£10m of repairs for Blackheath tunnel start on June 1

Inside the Blackheath tunnel - image: Network Rail

The Blackheath tunnel will close for 10 weeks from June 1 to allow for £10m of essential repairs. 

Trains will not run between Blackheath and Charlton as Network Rail carries out work on the 175-year-old London tunnel. 

Southeastern trains which normally run through the tunnel will be diverted via other routes during the closure.

The tunnel will reopen on Monday, August 12 when services between Blackheath and Charlton will resume. 

The essential work will involve cleaning soot from tunnel using a specialist industrial vacuum cleaner and replacing tens of thousands of bricks damaged by the freezing and thawing of rainwater. 

Network Rail will also install a new concrete tunnel lining to stop water leaking into the tunnel. 

These extra works will mean less disruption for customers in the long term and will be crucial for the reliable running of the railway long into the future.  

A closure of 10 consecutive weeks is needed because carrying out work in cramped and narrow tunnels is incredibly difficult. 

Network Rail is also planning to work during the daytime and some nights to maximise the productivity of this closure. 

The one-mile-long tunnel, which opened in 1849, is prone to leaks and damage from water which filters through the ground above into the tunnel.

While the tunnel is safe, the wet conditions are damaging the track and electrical equipment, which has caused around 1,000 minutes of delay to Southeastern customers in the past year.

David Davidson, Network Rail’s Kent route director, said: “Working consecutively over 10 weeks means we can reduce the overall disruption to passengers and give them reliability improvements sooner.
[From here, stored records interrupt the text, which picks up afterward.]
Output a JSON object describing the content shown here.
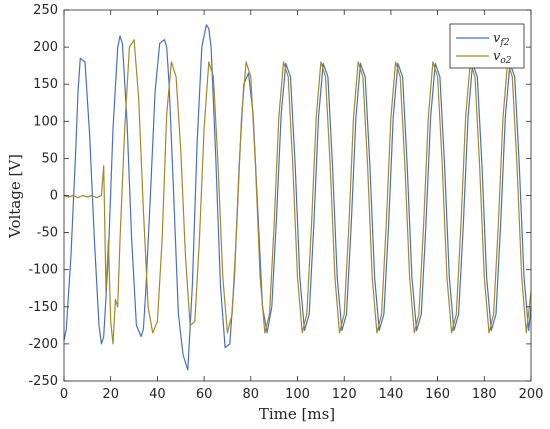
{
  "chart_data": {
    "type": "line",
    "title": "",
    "xlabel": "Time [ms]",
    "ylabel": "Voltage [V]",
    "xlim": [
      0,
      200
    ],
    "ylim": [
      -250,
      250
    ],
    "xticks": [
      0,
      20,
      40,
      60,
      80,
      100,
      120,
      140,
      160,
      180,
      200
    ],
    "yticks": [
      -250,
      -200,
      -150,
      -100,
      -50,
      0,
      50,
      100,
      150,
      200,
      250
    ],
    "grid": false,
    "legend_position": "top-right",
    "series": [
      {
        "name": "v_{f2}",
        "legend_main": "v",
        "legend_sub": "f2",
        "color": "#4a6fc0",
        "x": [
          0,
          1,
          3,
          5,
          6,
          7,
          9,
          11,
          13,
          15,
          16,
          17,
          19,
          21,
          23,
          24,
          25,
          27,
          29,
          31,
          33,
          34,
          35,
          37,
          39,
          41,
          43,
          44,
          45,
          47,
          49,
          51,
          53,
          55,
          57,
          59,
          61,
          62,
          63,
          65,
          67,
          69,
          71,
          73,
          75,
          77,
          79,
          81,
          83,
          85,
          87,
          89,
          91,
          93,
          95,
          97,
          99,
          101,
          103,
          105,
          107,
          109,
          111,
          113,
          115,
          117,
          119,
          121,
          123,
          125,
          127,
          129,
          131,
          133,
          135,
          137,
          139,
          141,
          143,
          145,
          147,
          149,
          151,
          153,
          155,
          157,
          159,
          161,
          163,
          165,
          167,
          169,
          171,
          173,
          175,
          177,
          179,
          181,
          183,
          185,
          187,
          189,
          191,
          193,
          195,
          197,
          199,
          200
        ],
        "y": [
          -195,
          -180,
          -80,
          60,
          140,
          185,
          180,
          80,
          -60,
          -175,
          -200,
          -190,
          -80,
          90,
          200,
          215,
          205,
          100,
          -60,
          -175,
          -190,
          -180,
          -130,
          0,
          140,
          205,
          210,
          200,
          150,
          0,
          -160,
          -215,
          -235,
          -120,
          70,
          200,
          230,
          225,
          200,
          50,
          -120,
          -205,
          -200,
          -110,
          40,
          150,
          165,
          110,
          -20,
          -150,
          -185,
          -150,
          -30,
          110,
          178,
          160,
          40,
          -110,
          -182,
          -160,
          -40,
          105,
          178,
          160,
          40,
          -110,
          -182,
          -160,
          -40,
          105,
          178,
          160,
          40,
          -110,
          -182,
          -160,
          -40,
          105,
          178,
          160,
          40,
          -110,
          -182,
          -160,
          -40,
          105,
          178,
          160,
          40,
          -110,
          -182,
          -160,
          -40,
          105,
          178,
          160,
          40,
          -110,
          -182,
          -160,
          -40,
          105,
          178,
          160,
          40,
          -110,
          -182,
          -150
        ]
      },
      {
        "name": "v_{o2}",
        "legend_main": "v",
        "legend_sub": "o2",
        "color": "#a08a2a",
        "x": [
          0,
          2,
          4,
          6,
          8,
          10,
          12,
          14,
          16,
          17,
          18,
          19,
          20,
          21,
          22,
          23,
          24,
          26,
          28,
          30,
          32,
          34,
          36,
          38,
          40,
          42,
          44,
          46,
          48,
          50,
          52,
          54,
          56,
          58,
          60,
          62,
          64,
          66,
          68,
          70,
          72,
          74,
          76,
          78,
          80,
          82,
          84,
          86,
          88,
          90,
          92,
          94,
          96,
          98,
          100,
          102,
          104,
          106,
          108,
          110,
          112,
          114,
          116,
          118,
          120,
          122,
          124,
          126,
          128,
          130,
          132,
          134,
          136,
          138,
          140,
          142,
          144,
          146,
          148,
          150,
          152,
          154,
          156,
          158,
          160,
          162,
          164,
          166,
          168,
          170,
          172,
          174,
          176,
          178,
          180,
          182,
          184,
          186,
          188,
          190,
          192,
          194,
          196,
          198,
          200
        ],
        "y": [
          0,
          -2,
          0,
          -3,
          0,
          -2,
          0,
          -3,
          0,
          40,
          -130,
          -60,
          -170,
          -200,
          -140,
          -150,
          -60,
          90,
          200,
          210,
          130,
          -20,
          -150,
          -185,
          -170,
          -60,
          110,
          180,
          160,
          60,
          -80,
          -175,
          -170,
          -60,
          90,
          180,
          160,
          40,
          -110,
          -185,
          -160,
          -40,
          105,
          180,
          160,
          40,
          -110,
          -185,
          -160,
          -40,
          105,
          180,
          160,
          40,
          -110,
          -185,
          -160,
          -40,
          105,
          180,
          160,
          40,
          -110,
          -185,
          -160,
          -40,
          105,
          180,
          160,
          40,
          -110,
          -185,
          -160,
          -40,
          105,
          180,
          160,
          40,
          -110,
          -185,
          -160,
          -40,
          105,
          180,
          160,
          40,
          -110,
          -185,
          -160,
          -40,
          105,
          180,
          160,
          40,
          -110,
          -185,
          -160,
          -40,
          105,
          180,
          160,
          40,
          -110,
          -185,
          -130
        ]
      }
    ]
  }
}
The alternative would have been a year of weekend closures. 

“We look to manage the impact of work on railway neighbours, carrying out any noisy activities during the day, but with the tunnel more than 20m underground any noise and vibration from the work will be minimal. 

“After we’ve cleared the soot from the tunnel this summer, a full assessment of the extent of further repair work needed next year can be made. 

“We’re really grateful to passengers and neighbours for their patience and are working closely with Southeastern to make sure everyone understands the changes and the impact on their journeys.”